L'impact de l'euro sera évidement variable selon les segments de marché concernés. Les instruments de taux et leurs dérivés seront plus rapidement affectés que les actions. Mais cette véritable révolution conduira inéluctablement à un marché européen des capitaux de première importance, caractérisé par une certaine diversité géographique dans l'offre de services.

 
I - LE PASSAGE A L'EURO VA ACCELERER CERTAINES TENDANCES DEJA A L'OEUVRE DANS LES MARCHES EUROPEENS DE CAPITAUX.

Depuis plusieurs années, les marchés des capitaux sont confrontés à la double mutation de l’institutionnalisation de leurs flux et de l’électronisation toujours plus poussée des activités financières qui traduit un mouvement général de globalisation à laquelle Paris ne fait pas exception.
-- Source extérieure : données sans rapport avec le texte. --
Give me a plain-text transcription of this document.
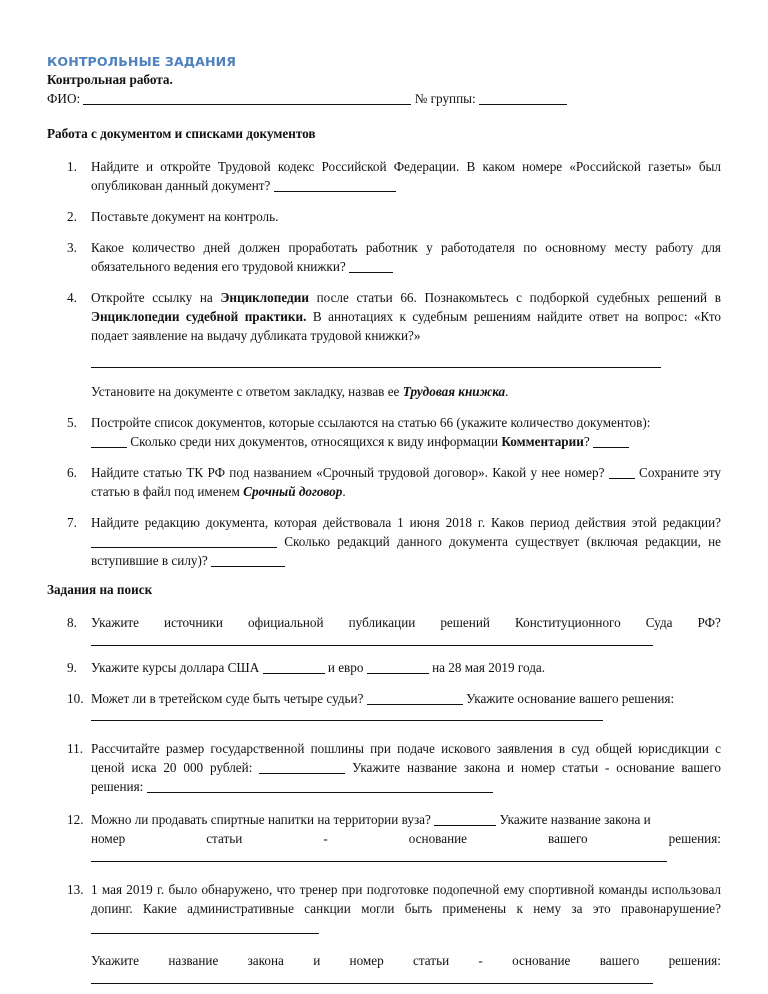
КОНТРОЛЬНЫЕ ЗАДАНИЯ

Контрольная работа.

ФИО:	№ группы:

Работа с документом и списками документов

1. Найдите и откройте Трудовой кодекс Российской Федерации. В каком номере «Российской газеты» был опубликован данный документ?

2. Поставьте документ на контроль.

3. Какое количество дней должен проработать работник у работодателя по основному месту работу для обязательного ведения его трудовой книжки?

4. Откройте ссылку на Энциклопедии после статьи 66. Познакомьтесь с подборкой судебных решений в Энциклопедии судебной практики. В аннотациях к судебным решениям найдите ответ на вопрос: «Кто подает заявление на выдачу дубликата трудовой книжки?»

Установите на документе с ответом закладку, назвав ее Трудовая книжка.

5. Постройте список документов, которые ссылаются на статью 66 (укажите количество документов):
Сколько среди них документов, относящихся к виду информации Комментарии?

6. Найдите статью ТК РФ под названием «Срочный трудовой договор». Какой у нее номер?	Сохраните эту статью в файл под именем Срочный договор.

7. Найдите редакцию документа, которая действовала 1 июня 2018 г. Каков период действия этой редакции?  Сколько редакций данного документа существует (включая редакции, не вступившие в силу)?

Задания на поиск

8. Укажите источники официальной публикации решений Конституционного Суда РФ?
9. Укажите курсы доллара США	и евро	на 28 мая 2019 года.

10. Может ли в третейском суде быть четыре судьи?	Укажите основание вашего решения:

11. Рассчитайте размер государственной пошлины при подаче искового заявления в суд общей юрисдикции с ценой иска 20 000 рублей:	Укажите название закона и номер статьи - основание вашего решения:

12. Можно ли продавать спиртные напитки на территории вуза?	Укажите название закона и

номер	статьи	-	основание	вашего	решения:
13. 1 мая 2019 г. было обнаружено, что тренер при подготовке подопечной ему спортивной команды использовал допинг. Какие административные санкции могли быть применены к нему за это правонарушение?

Укажите название закона и номер статьи - основание вашего решения:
En Europe, la Directive sur les services en investissement (DSI) adoptée en 1993 a ouvert la voie à un véritable marché unique des services bancaires et financiers et à une vaste recomposition du paysage institutionnel déjà ébauchée par les directives bancaire et sur la libre circulation des capitaux des années 80.

L'Euro sera le catalyseur ultime de ces évolutions. En favorisant mécaniquement transparence et comparaison des prix des services financiers au sein de la nouvelle zone monétaire, il va contraindre les entreprises de marché et les intermédiaires domestiques ou internationaux. Il faut donc s'attendre que le mouvement de concentration et de restructuration dont les premiers effets se font déjà sentir en Europe s’amplifie jusqu'en 1999 et au delà. Il s'agit d'une tendance à long terme irréversible.

Les institutions financières bénéficieront aussi du formidable effet de levier lié à un véritable marché européen des capitaux intégré, même si devraient subsister longtemps encore certaines aspérités nationales, notamment au plan fiscal qui seront de nature à freiner son efficacité intrinsèque.

A brève échéance (moins de seize mois), l'UEM devrait avoir au moins trois effets sur les marchés européens de capitaux participants à l’euro:

Ces changements ne seront pas neutres pour la structure intrinsèque des marchés européens et mondiaux.
 

II - UN IMPACT DIFFERENCIE SELON LES INSTRUMENTS FINANCIERS

L’Euro affectera de manière variable les différents segments de marché :
 

Le marché des changes

C'est sur le marché des changes que l'apparition de l'Euro va entraîner le bouleversement le plus spectaculaire et plus immédiat. Du jour au lendemain, toute l'activité sur les couples de devises entrant potentiellement dans l'euro et dans leurs relations externes avec le dollar ou le yen, qui représentent aujourd'hui la moitié de l'activité change mondiale, disparaîtra.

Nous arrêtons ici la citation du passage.